My understanding is:
I will have to write Python script utilizing Selenium package which will interact with Selenium to operate on PhantomJS WebDriver to automate web application testing.
I have installed following:
Python v3.5.1.
Selenium using pip install selenium v3.7.0.
PhantomJS v2.1.1
In meantime I tested using Chrome WebDriver by placing it in PATH, and it executes without errors. Following is my script to open google.com using chrome webdriver.
from selenium import webdriver
driver = webdriver.Chrome() # or add to your PATH
driver.get('https://google.com/')
Using PhantomJS:
from selenium import webdriver
url = "http://www.google.com"
path_phantom = r'H:\phantomjs\bin\phantomjs.exe'
driver = webdriver.PhantomJS(executable_path=path_phantom)
driver.get(url)
driver.save_screenshot(r'H:\out.png')
driver.quit()
Errors:
Traceback (most recent call last):
File "C:\Users\acer\Desktop\testing\openYoutube.py", line 5, in
driver = webdriver.PhantomJS()
File "C:\Users\acer\AppData\Local\Programs\Python\Python35-32\lib\site-package
s\selenium\webdriver\phantomjs\webdriver.py", line 51, in init
log_path=service_log_path)
File "C:\Users\acer\AppData\Local\Programs\Python\Python35-32\lib\site-package
s\selenium\webdriver\phantomjs\service.py", line 50, in init
service.Service.init(self, executable_path, port=port, log_file=open(log
_path, 'w'))
PermissionError: [Errno 13] Permission denied: 'ghostdriver.log'
Am I misplacing PhantomJS exe or missing any step ?
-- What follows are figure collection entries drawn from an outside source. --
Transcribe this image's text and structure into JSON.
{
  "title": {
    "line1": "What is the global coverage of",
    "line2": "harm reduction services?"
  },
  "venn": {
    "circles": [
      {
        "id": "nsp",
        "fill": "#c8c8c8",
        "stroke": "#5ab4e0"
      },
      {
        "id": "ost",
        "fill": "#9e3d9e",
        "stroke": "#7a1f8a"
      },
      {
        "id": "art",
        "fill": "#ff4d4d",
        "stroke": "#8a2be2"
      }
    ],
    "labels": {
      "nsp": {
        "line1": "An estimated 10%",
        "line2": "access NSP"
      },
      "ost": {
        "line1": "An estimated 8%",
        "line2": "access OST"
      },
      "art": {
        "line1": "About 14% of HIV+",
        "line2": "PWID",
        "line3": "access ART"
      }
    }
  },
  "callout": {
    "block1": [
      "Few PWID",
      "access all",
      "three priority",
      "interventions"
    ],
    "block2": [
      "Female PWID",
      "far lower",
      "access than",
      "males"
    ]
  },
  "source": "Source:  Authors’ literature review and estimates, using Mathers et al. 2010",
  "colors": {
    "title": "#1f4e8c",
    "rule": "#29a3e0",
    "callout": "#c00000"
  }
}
You can place the PhantomJS v2.1.1 binary at any location within your system and use the following code block :
from selenium import webdriver
url = "http://www.url.com.br/contact.asp"
path_phantom = r'C:\your_path\phantomjs-2.1.1-windows\bin\phantomjs.exe'
driver = webdriver.PhantomJS(executable_path=path_phantom)
driver.set_window_size(1400,1000)
driver.get(url)
Update :
Please consider the following points and try the following code block with debug messages:
Run CCleaner tool to wipe off all the OS chores from your system.
You can opt for a System Reboot.
Try to keep the Python Application, WebBrowser binaries and the WebDriver binaries i.e. phantomjs.exe on the same drive.
from selenium import webdriver
url = "http://www.google.com"
path_phantom = r'C:\Utility\phantomjs-2.1.1-windows\bin\phantomjs.exe'
driver = webdriver.PhantomJS(executable_path=path_phantom)
print("PhantomJS browser invoked")
driver.get(url)
print("Browser Initialized")
driver.save_screenshot("C://Utility//out.png")
driver.quit()
print("Browser Closed")
Problem seems to be with the log file.
Changing path of log file solved this problem.
path_phantom = r'H:\phantomjs\bin\phantomjs.exe'
log_path=r'H:\ghostdriver.log' #changed path to a temporary file.
# service_log_path is required to change path of log file.
driver = webdriver.PhantomJS(executable_path=path_phantom,service_log_path=log_path)
From your error:
PermissionError: [Errno 13] Permission denied: 'ghostdriver.log
Seems that it try to create this file ghostdriver.log but fails because of the permissions.
As suggested in this answer, try to add the argument
service_log_path=os.path.devnull
to the function webdriver.PhantomJS().
Or make sure it is able to create the file.